How Demands and Supplies Are Impacted in Supply Plans That Use Telescoping Time Buckets

When you configure your supply plan to use telescoping time buckets, you can set your planning horizon to include only days, weeks, periods, or months.

Or you can use telescoping buckets to plan in a combination of daily time buckets and more aggregate time buckets, such as weeks, months, or periods.

Let's say that you have a plan with time buckets larger than days.

  • The net forecast quantities that remain after forecast spreading and forecast consumption are aggregated up to the planning time bucket level.

  • These net forecast quantities are placed on the last working day of the planning time bucket.

  • The supply planning process considers each combination of item, organization, demand schedule, demand class, customer, and customer site.

For example, suppose the net forecast quantity is 10 units per working day per combination of item, organization, and demand class in a plan with all daily buckets. Your organization is set up for 5 working days per week. The same plan with weekly buckets displays an aggregated net forecast for a quantity of 50 units for each demand class. This aggregated forecast has a suggested due date of the last working day of each weekly bucket.

These are other ways that demands and supplies are impacted when you use weekly, monthly, or period time buckets.

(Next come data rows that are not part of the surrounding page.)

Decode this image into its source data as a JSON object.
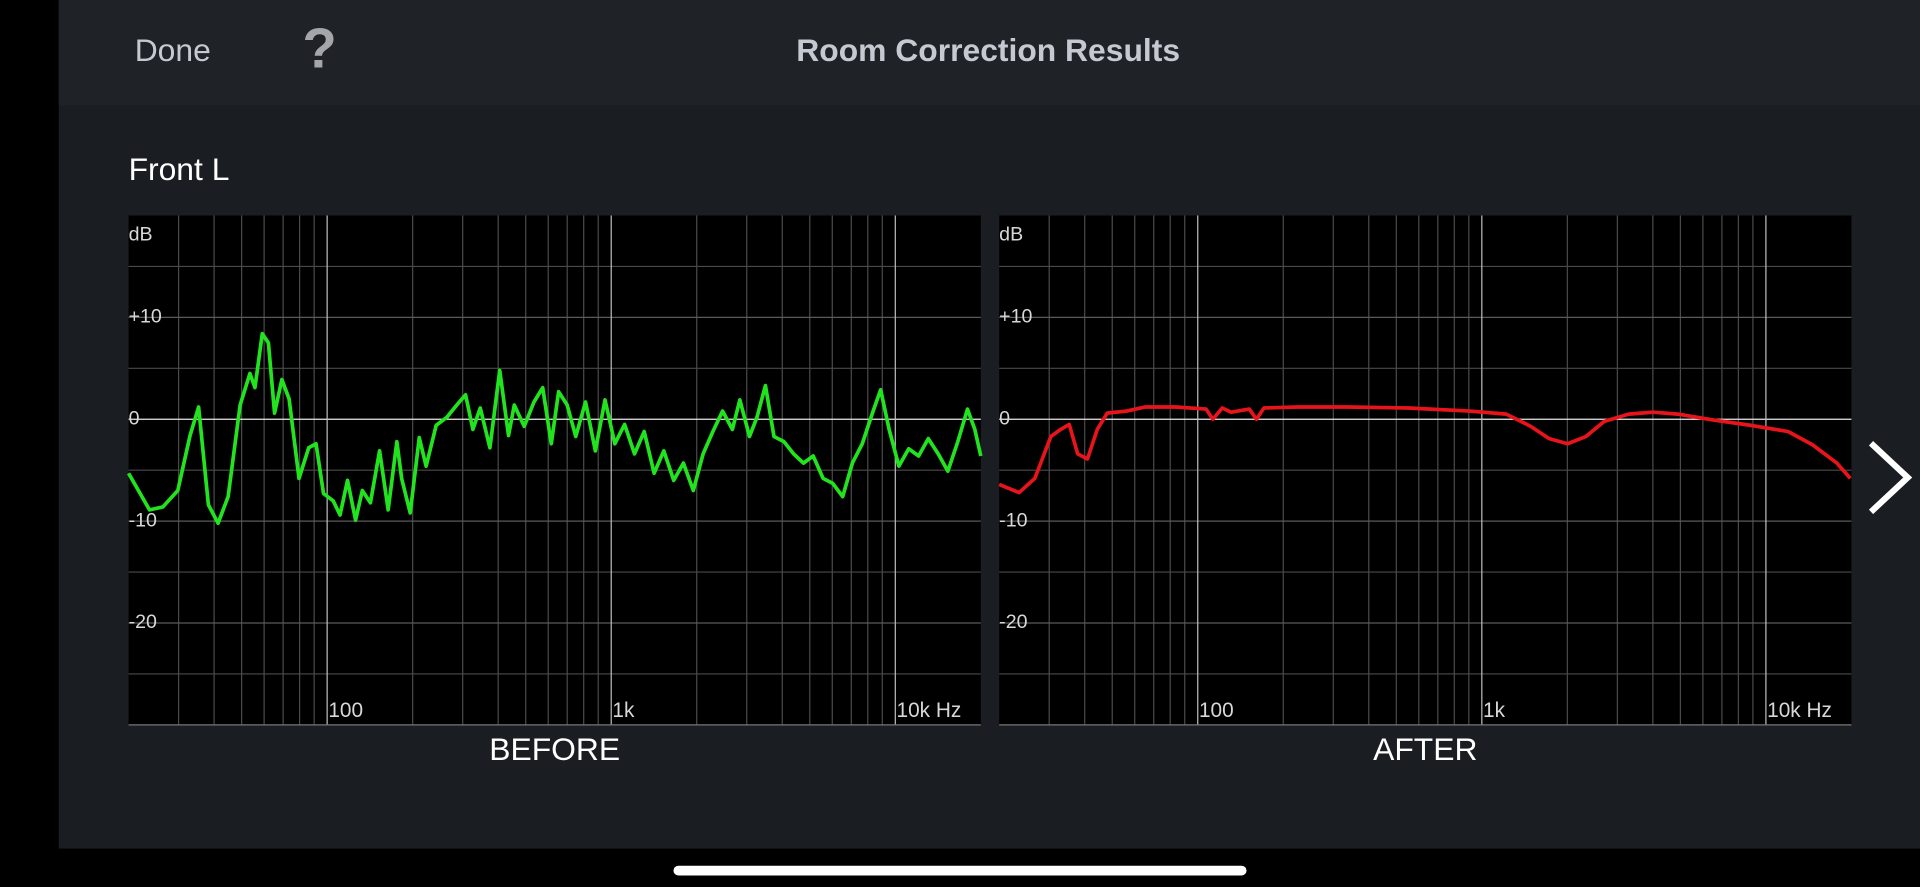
{
  "header": {
    "done": "Done",
    "help": "?",
    "title": "Room Correction Results"
  },
  "channel": "Front L",
  "chart_data": [
    {
      "type": "line",
      "title": "BEFORE",
      "y_label": "dB",
      "xscale": "log",
      "xlim": [
        20,
        20000
      ],
      "ylim": [
        -30,
        20
      ],
      "xticks": [
        {
          "value": 100,
          "label": "100"
        },
        {
          "value": 1000,
          "label": "1k"
        },
        {
          "value": 10000,
          "label": "10k Hz"
        }
      ],
      "minor_xticks": [
        30,
        40,
        50,
        60,
        70,
        80,
        90,
        200,
        300,
        400,
        500,
        600,
        700,
        800,
        900,
        2000,
        3000,
        4000,
        5000,
        6000,
        7000,
        8000,
        9000
      ],
      "yticks": [
        {
          "value": 10,
          "label": "+10"
        },
        0,
        -10,
        -20
      ],
      "minor_yticks": [
        15,
        5,
        -5,
        -15,
        -25
      ],
      "grid": true,
      "x": [
        20,
        23.7,
        26.4,
        29.8,
        32.9,
        35.3,
        38.2,
        41.3,
        44.8,
        49.4,
        53.5,
        55.7,
        59.1,
        62.1,
        65.3,
        69.3,
        73.5,
        79.6,
        86.1,
        91.4,
        97.1,
        105,
        111,
        118,
        126,
        133,
        142,
        153,
        164,
        176,
        183,
        196,
        211,
        223,
        242,
        264,
        286,
        307,
        326,
        346,
        374,
        405,
        435,
        456,
        494,
        535,
        574,
        615,
        653,
        700,
        750,
        812,
        879,
        951,
        1030,
        1115,
        1208,
        1306,
        1416,
        1532,
        1660,
        1795,
        1945,
        2105,
        2280,
        2467,
        2671,
        2837,
        3069,
        3259,
        3491,
        3741,
        4055,
        4385,
        4751,
        5140,
        5570,
        6026,
        6531,
        7063,
        7656,
        8282,
        8877,
        9510,
        10300,
        11150,
        12080,
        13070,
        14160,
        15320,
        16600,
        17950,
        19050,
        20000
      ],
      "series": [
        {
          "color": "#22e41e",
          "values": [
            -5.3,
            -8.9,
            -8.6,
            -7,
            -1.6,
            1.2,
            -8.4,
            -10.2,
            -7.6,
            1.4,
            4.5,
            3.1,
            8.4,
            7.5,
            0.6,
            3.9,
            2,
            -5.8,
            -2.8,
            -2.4,
            -7.3,
            -8,
            -9.4,
            -6,
            -9.9,
            -7,
            -8.2,
            -3.1,
            -8.9,
            -2.2,
            -5.8,
            -9.2,
            -1.8,
            -4.6,
            -0.6,
            0.2,
            1.4,
            2.4,
            -1,
            1.1,
            -2.8,
            4.8,
            -1.6,
            1.4,
            -0.7,
            1.7,
            3.1,
            -2.4,
            2.7,
            1.4,
            -1.7,
            1.7,
            -3.1,
            1.9,
            -2.4,
            -0.5,
            -3.4,
            -1.2,
            -5.3,
            -3.1,
            -6,
            -4.3,
            -7,
            -3.4,
            -1.2,
            0.8,
            -1,
            1.9,
            -1.7,
            0.2,
            3.3,
            -1.7,
            -2.2,
            -3.4,
            -4.3,
            -3.6,
            -5.8,
            -6.3,
            -7.6,
            -4.3,
            -2.4,
            0.5,
            2.9,
            -1,
            -4.6,
            -2.9,
            -3.6,
            -1.9,
            -3.4,
            -5.1,
            -2.2,
            1,
            -1,
            -3.6
          ]
        }
      ]
    },
    {
      "type": "line",
      "title": "AFTER",
      "y_label": "dB",
      "xscale": "log",
      "xlim": [
        20,
        20000
      ],
      "ylim": [
        -30,
        20
      ],
      "xticks": [
        {
          "value": 100,
          "label": "100"
        },
        {
          "value": 1000,
          "label": "1k"
        },
        {
          "value": 10000,
          "label": "10k Hz"
        }
      ],
      "minor_xticks": [
        30,
        40,
        50,
        60,
        70,
        80,
        90,
        200,
        300,
        400,
        500,
        600,
        700,
        800,
        900,
        2000,
        3000,
        4000,
        5000,
        6000,
        7000,
        8000,
        9000
      ],
      "yticks": [
        {
          "value": 10,
          "label": "+10"
        },
        0,
        -10,
        -20
      ],
      "minor_yticks": [
        15,
        5,
        -5,
        -15,
        -25
      ],
      "grid": true,
      "x": [
        20,
        23.5,
        26.7,
        30.4,
        32.9,
        35.3,
        37.8,
        40.9,
        44.3,
        48,
        56.2,
        65.3,
        83.6,
        107,
        113,
        122,
        131,
        152,
        161,
        171,
        226,
        336,
        551,
        906,
        1219,
        1486,
        1726,
        2004,
        2323,
        2698,
        3289,
        4011,
        4893,
        6590,
        8877,
        11960,
        14590,
        17780,
        19820
      ],
      "series": [
        {
          "color": "#e8141c",
          "values": [
            -6.4,
            -7.2,
            -5.8,
            -1.7,
            -1,
            -0.5,
            -3.4,
            -3.9,
            -1,
            0.6,
            0.8,
            1.2,
            1.2,
            1,
            0,
            1.1,
            0.7,
            1,
            0,
            1.1,
            1.2,
            1.2,
            1.1,
            0.8,
            0.5,
            -0.7,
            -1.9,
            -2.4,
            -1.7,
            -0.2,
            0.5,
            0.7,
            0.5,
            -0.1,
            -0.6,
            -1.2,
            -2.5,
            -4.3,
            -5.8
          ]
        }
      ]
    }
  ]
}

  • All supply and demand orders and all resource requirement dates are subject to bucketing logic. In other words, for time buckets larger than days, dates calculated on supply and demand orders are bucketed to the last working day of the bucket. The working days specification is based on the supply planning calendar that you select on the Plan Options page, Scope tab, not the organization calendar.

  • When you release make or transfer planned orders created in planning time buckets larger than days, the orders have a suggested due date that corresponds to the last working day of the time bucket. Buy planned orders also have a suggested due date that corresponds to the last calendar day of the bucket. However, the implement date is set as the first calendar day of the bucket. This implement date ensures that the supplier delivers the material in time to meet the entire planning time bucket's demand for the item.

  • Firm dates, implement dates, and dates in the input data such as requested ship date or scheduled ship dates aren't subject to the bucketing logic. For example, you can firm a planned order that was previously bucketed to the last working day of the month to any day, regardless of whether that day is the last day of the supply planning bucket or even a working day.

  • When component demand is planned for a firmed supply, the component demand is subject to bucketing logic. This might cause the need-by date of the component demand to be after the due date of the firmed supply.

  • When generating planned orders in aggregate buckets, all order modifiers are honored except for fixed days of supply.